Hello guys. I just bought a 04 Pontiac GTO Automatic with 64,000 miles. And I was thinking of ways I could possibly fit my EVO 8 Brembo Calipers on the GTO. I know the rotors obviously wouldn't work due to the bolt pattern but I am trying to think of ways I can fit the brembos on maybe aftermarket rotors for these cars. Anyone have tips?


----------



## jpalamar (Jul 22, 2008)

Just convert to the 05/06 brakes. They are bigger then the 04s.


----------



## The Stamped (Aug 16, 2011)

Brembo makes a set for the GTO, but expect to pay TOP $$$$$$. But from the few that have it, it seems to be worth it, for the track that is. The LS2 brake sets are more than enough for average use, exspecialy with slotted rotators n ceramic pads. If your not goin to the track, there's really no reason to need brakes THAT huge. It simply makes no sense to spend all that cash on a mod n then not use it anywhere near its potential. But that's just my $.02!


----------



## svede1212 (Nov 1, 2005)

LS2 brakes, new rotors and C5 pads (on the front) work for all but extreme tracking. You'll out-brake the tires.


----------



## ssclone (Aug 2, 2012)

I did new rotors and c5 pads and it stops 100x better than the gto pads and vented rotors that were on it.
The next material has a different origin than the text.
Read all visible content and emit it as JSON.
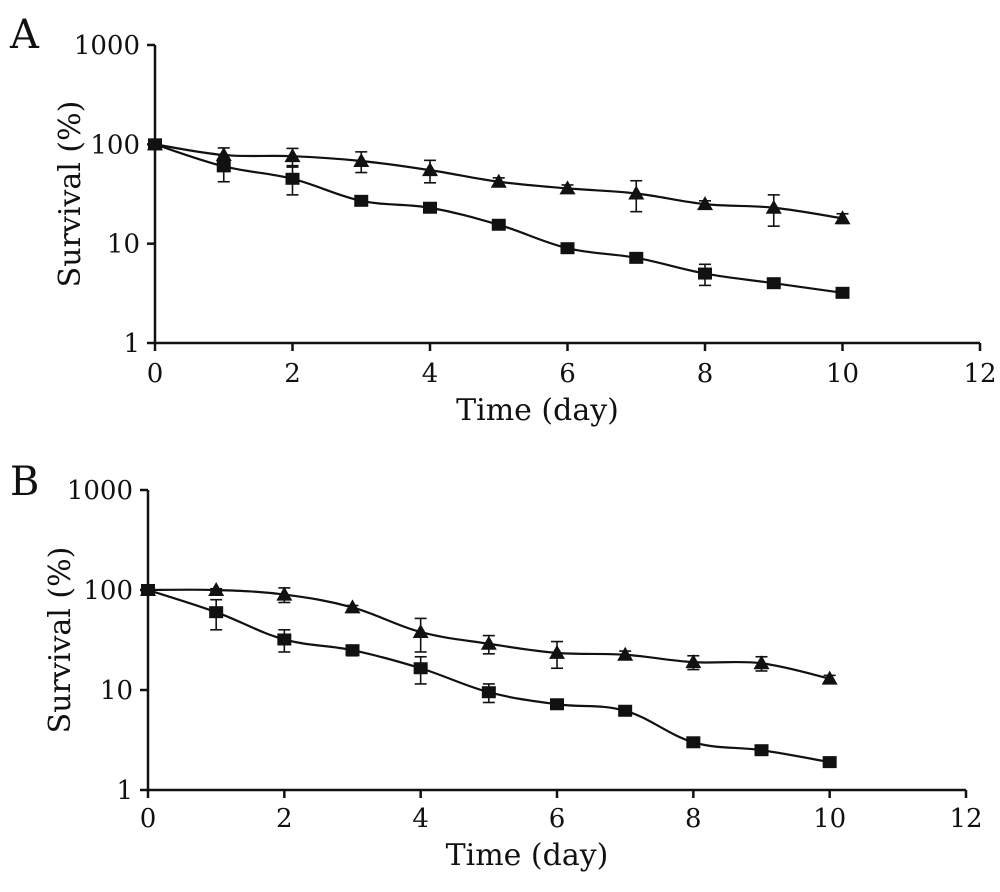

I also have more miles on the car than with the vented and have yet to warp them.

C5 pad upgrade ftw!

Oh I have an 04 btw


----------



## thezonster (Nov 15, 2010)

I believe that the Evo calipers and the late model Camaro SS Brembo calipers take the same brake pads, and that the calipers may be the same also.

Here is the link to the mounting brackets that I used to put the SS Brembo calipers on my '06 GTO. This also requires BMW 740I rotors.

http://www.ls1gto.com/forums/showthread.php?t=431874


----------